Land banks help community groups and local governments obtain abandoned or derelict properties and redevelop them and put them to good use. The land is held by the “bank,” which often partners with other organizations to find a new use for the land.
If the properties are redeveloped for affordable housing, land banks can be a significant tool in fighting poverty and homelessness.
Metro Atlanta’s homeless population now inhabits 24 counties. Much of the overall population growth that came in the last decade happened in the suburbs and exurbs, and a lot of it involved people between the ages of 19 and 29, according to the Atlanta Regional Commission. Many young newcomers then got stuck in the Great Recession. With an increase in foreclosures came an increase in the homeless population.
Some communities have successfully placed homeless in foreclosed properties. At a recent meeting of the Regional Commission on Homelessness in Atlanta, Tod Citron, executive director of the Cobb and Douglas Counties Community Services Board, shared stories of families that have found work and stability after being placed in such properties. With so many vacant properties, this solution makes a lot of sense.

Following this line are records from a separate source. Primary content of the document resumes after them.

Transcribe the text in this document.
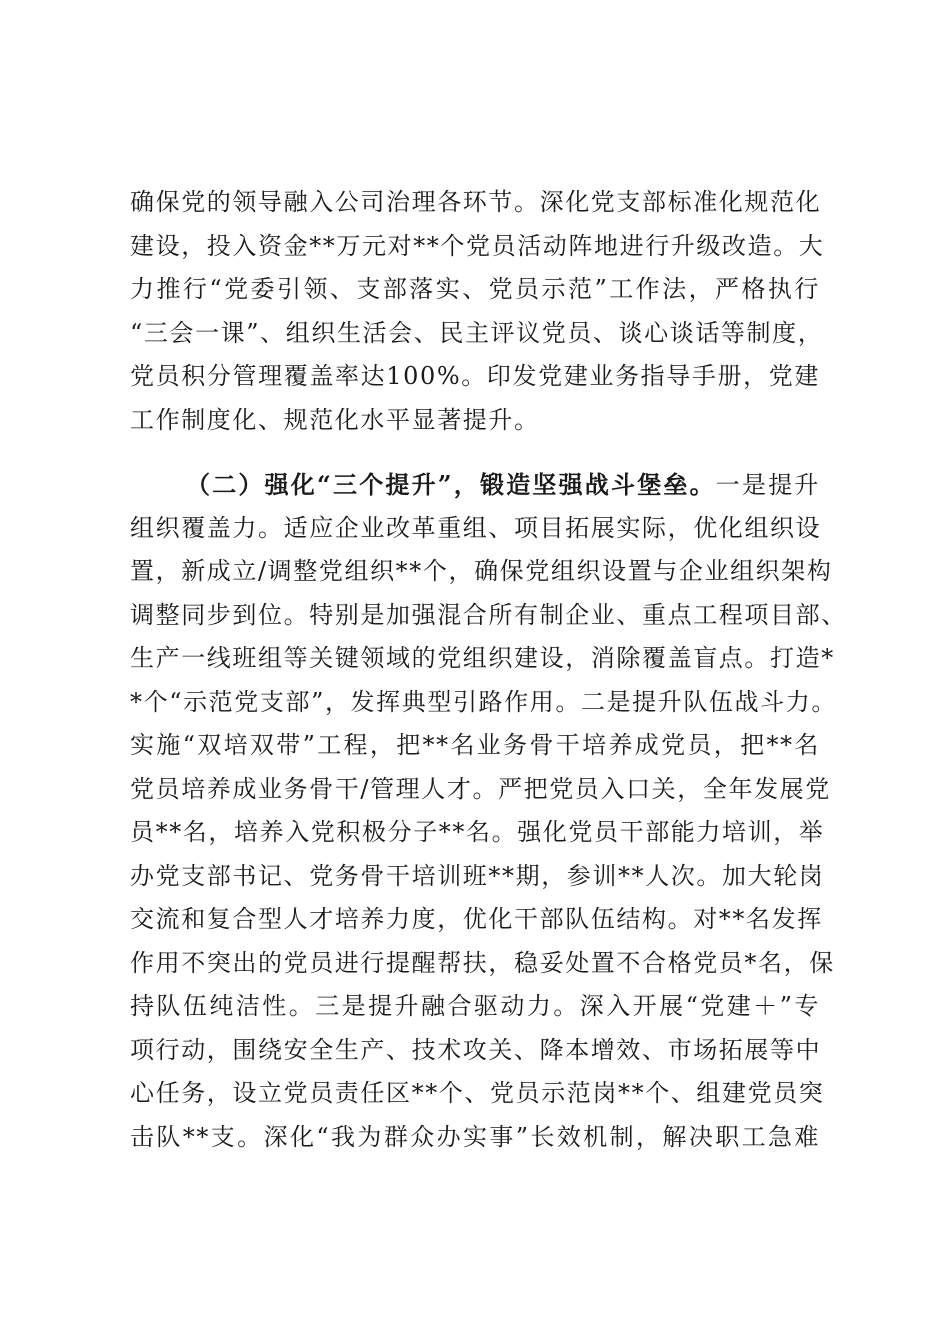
确保党的领导融入公司治理各环节。深化党支部标准化规范化
建设，投入资金**万元对**个党员活动阵地进行升级改造。大
力推行“党委引领、支部落实、党员示范”工作法，严格执行
“三会一课”、组织生活会、民主评议党员、谈心谈话等制度，
党员积分管理覆盖率达100%。印发党建业务指导手册，党建
工作制度化、规范化水平显著提升。
（二）强化“三个提升”，锻造坚强战斗堡垒。一是提升
组织覆盖力。适应企业改革重组、项目拓展实际，优化组织设
置，新成立/调整党组织**个，确保党组织设置与企业组织架构
调整同步到位。特别是加强混合所有制企业、重点工程项目部、
生产一线班组等关键领域的党组织建设，消除覆盖盲点。打造*
*个“示范党支部”，发挥典型引路作用。二是提升队伍战斗力。
实施“双培双带”工程，把**名业务骨干培养成党员，把**名
党员培养成业务骨干/管理人才。严把党员入口关，全年发展党
员**名，培养入党积极分子**名。强化党员干部能力培训，举
办党支部书记、党务骨干培训班**期，参训**人次。加大轮岗
交流和复合型人才培养力度，优化干部队伍结构。对**名发挥
作用不突出的党员进行提醒帮扶，稳妥处置不合格党员*名，保
持队伍纯洁性。三是提升融合驱动力。深入开展“党建＋”专
项行动，围绕安全生产、技术攻关、降本增效、市场拓展等中
心任务，设立党员责任区**个、党员示范岗**个、组建党员突
击队**支。深化“我为群众办实事”长效机制，解决职工急难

Land banks have been criticized, however, as a government takeover tool. Former Gov. Sonny Perdue signed a law in 2006 barring the use of eminent domain for economic development purposes. The foreclosure crisis and the danger these vacant properties present to adjacent properties have reopened the dialogue about this kind of government intervention. A bill introduced by Sen. Tim Golden (R-Valdosta) last year, SB 284, would greatly expand the tools available for land banks to help revitalize Georgia communities.

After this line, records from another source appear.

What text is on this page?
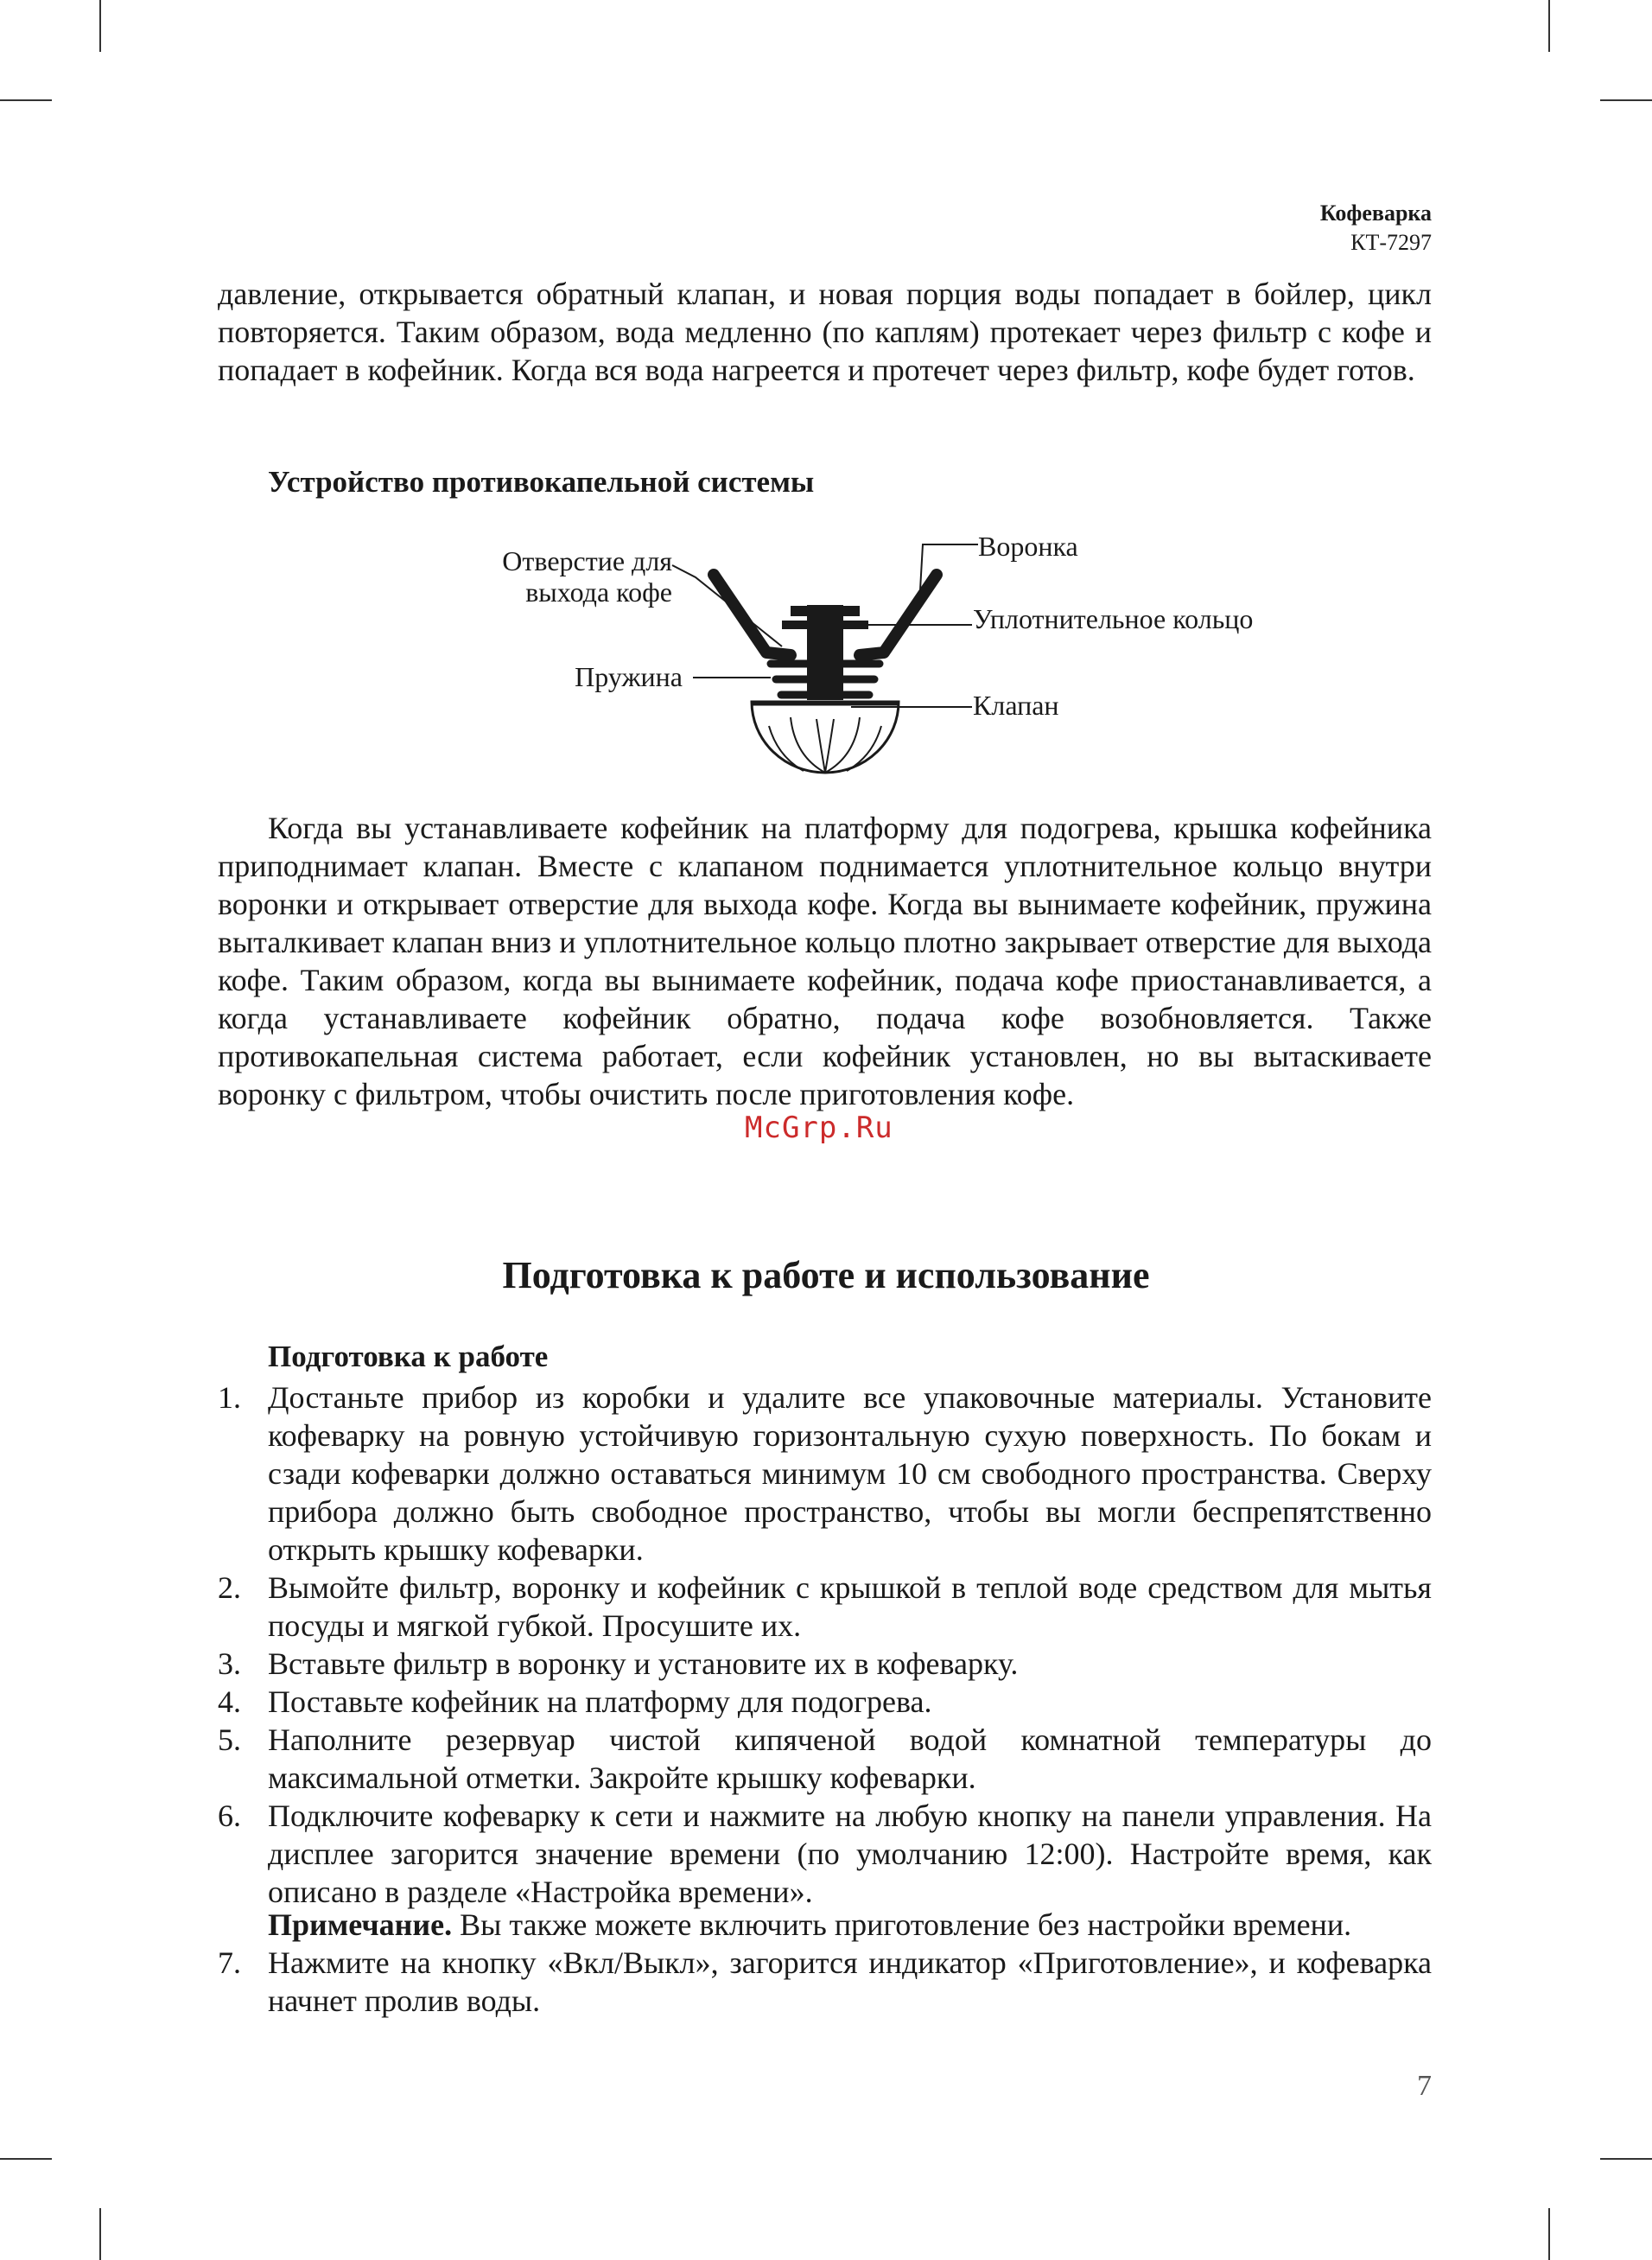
Кофеварка
КТ-7297

давление, открывается обратный клапан, и новая порция воды попадает в бойлер, цикл повторяется. Таким образом, вода медленно (по каплям) протекает через фильтр с кофе и попадает в кофейник. Когда вся вода нагреется и протечет через фильтр, кофе будет готов.

Устройство противокапельной системы
Отверстие для
выхода кофе
Пружина
Воронка
Уплотнительное кольцо
Клапан

Когда вы устанавливаете кофейник на платформу для подогрева, крышка кофейника приподнимает клапан. Вместе с клапаном поднимается уплотнительное кольцо внутри воронки и открывает отверстие для выхода кофе. Когда вы вынимаете кофейник, пружина выталкивает клапан вниз и уплотнительное кольцо плотно закрывает отверстие для выхода кофе. Таким образом, когда вы вынимаете кофейник, подача кофе приостанавливается, а когда устанавливаете кофейник обратно, подача кофе возобновляется. Также противокапельная система работает, если кофейник установлен, но вы вытаскиваете воронку с фильтром, чтобы очистить после приготовления кофе.

McGrp.Ru
Подготовка к работе и использование
Подготовка к работе
1. Достаньте прибор из коробки и удалите все упаковочные материалы. Установите кофеварку на ровную устойчивую горизонтальную сухую поверхность. По бокам и сзади кофеварки должно оставаться минимум 10 см свободного пространства. Сверху прибора должно быть свободное пространство, чтобы вы могли беспрепятственно открыть крышку кофеварки.
2. Вымойте фильтр, воронку и кофейник с крышкой в теплой воде средством для мытья посуды и мягкой губкой. Просушите их.
3. Вставьте фильтр в воронку и установите их в кофеварку.
4. Поставьте кофейник на платформу для подогрева.
5. Наполните резервуар чистой кипяченой водой комнатной температуры до максимальной отметки. Закройте крышку кофеварки.
6. Подключите кофеварку к сети и нажмите на любую кнопку на панели управления. На дисплее загорится значение времени (по умолчанию 12:00). Настройте время, как описано в разделе «Настройка времени».

Примечание. Вы также можете включить приготовление без настройки времени.

7. Нажмите на кнопку «Вкл/Выкл», загорится индикатор «Приготовление», и кофеварка начнет пролив воды.
7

In some poor areas, the land bank is one of the only means available to turn things around. Communities like Valdosta and Augusta have also created land bank authorities, seeking another economic tool to attract federal funding. They are nothing new in Georgia: Albany has had one since 1998, and Savannah has had a city authority since 1993.
In Atlanta, a different type of redevelopment is occurring in some vacant inner city lots: community gardens. The movement has blossomed with encouragement from many restaurants and residents seeking to enhance neighborhood amenities and property values.

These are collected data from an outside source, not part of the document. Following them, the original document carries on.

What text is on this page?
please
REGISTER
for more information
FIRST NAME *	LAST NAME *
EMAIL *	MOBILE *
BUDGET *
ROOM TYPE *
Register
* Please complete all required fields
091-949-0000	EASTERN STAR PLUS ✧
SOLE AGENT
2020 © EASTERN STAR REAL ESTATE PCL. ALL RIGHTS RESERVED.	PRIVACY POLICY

It also helps feed the homeless. Gwinnett County’s Department of Water Resources created the Lanier Community Gardens three years ago to provide gardening space for local residents, who also donate fresh produce to the local food bank. It has since grown from 40 to 85 plots, with more than 600 pounds of food donated in its first year alone.
Other groups like Georgia Organics, Slow Food Atlanta and the Southern Foodways Alliance actively promote the health and social benefits of locally grown food.
Land banks and community gardens have this in common: Those designed to serve local communities have more of an impact.
Athens Land Trust, created in 1994, has been very successful recently, receiving half a million from the Federal Home Loan Bank of Atlanta to create Fourth Street Village, an affordable housing apartment center with great amenities and access to area schools. [Unlike land banks, land trusts are private.] Such developments are increasingly important as older housing projects are replaced with housing often out of reach of the impoverished.
SB 284 could bring millions in federal funding for projects like these and position Georgia as a progressive force for sustainability. It could also be abused or exploited in the private marketplace or create potential for corruption among politicos involved.
Perhaps an oversight mechanism that could ensure private landowners aren’t treated unfairly should be considered by the Senate, but on the whole this law would be a huge help to Georgia’s low-income communities by providing federal support for locally based solutions to fight poverty without sacrificing property rights.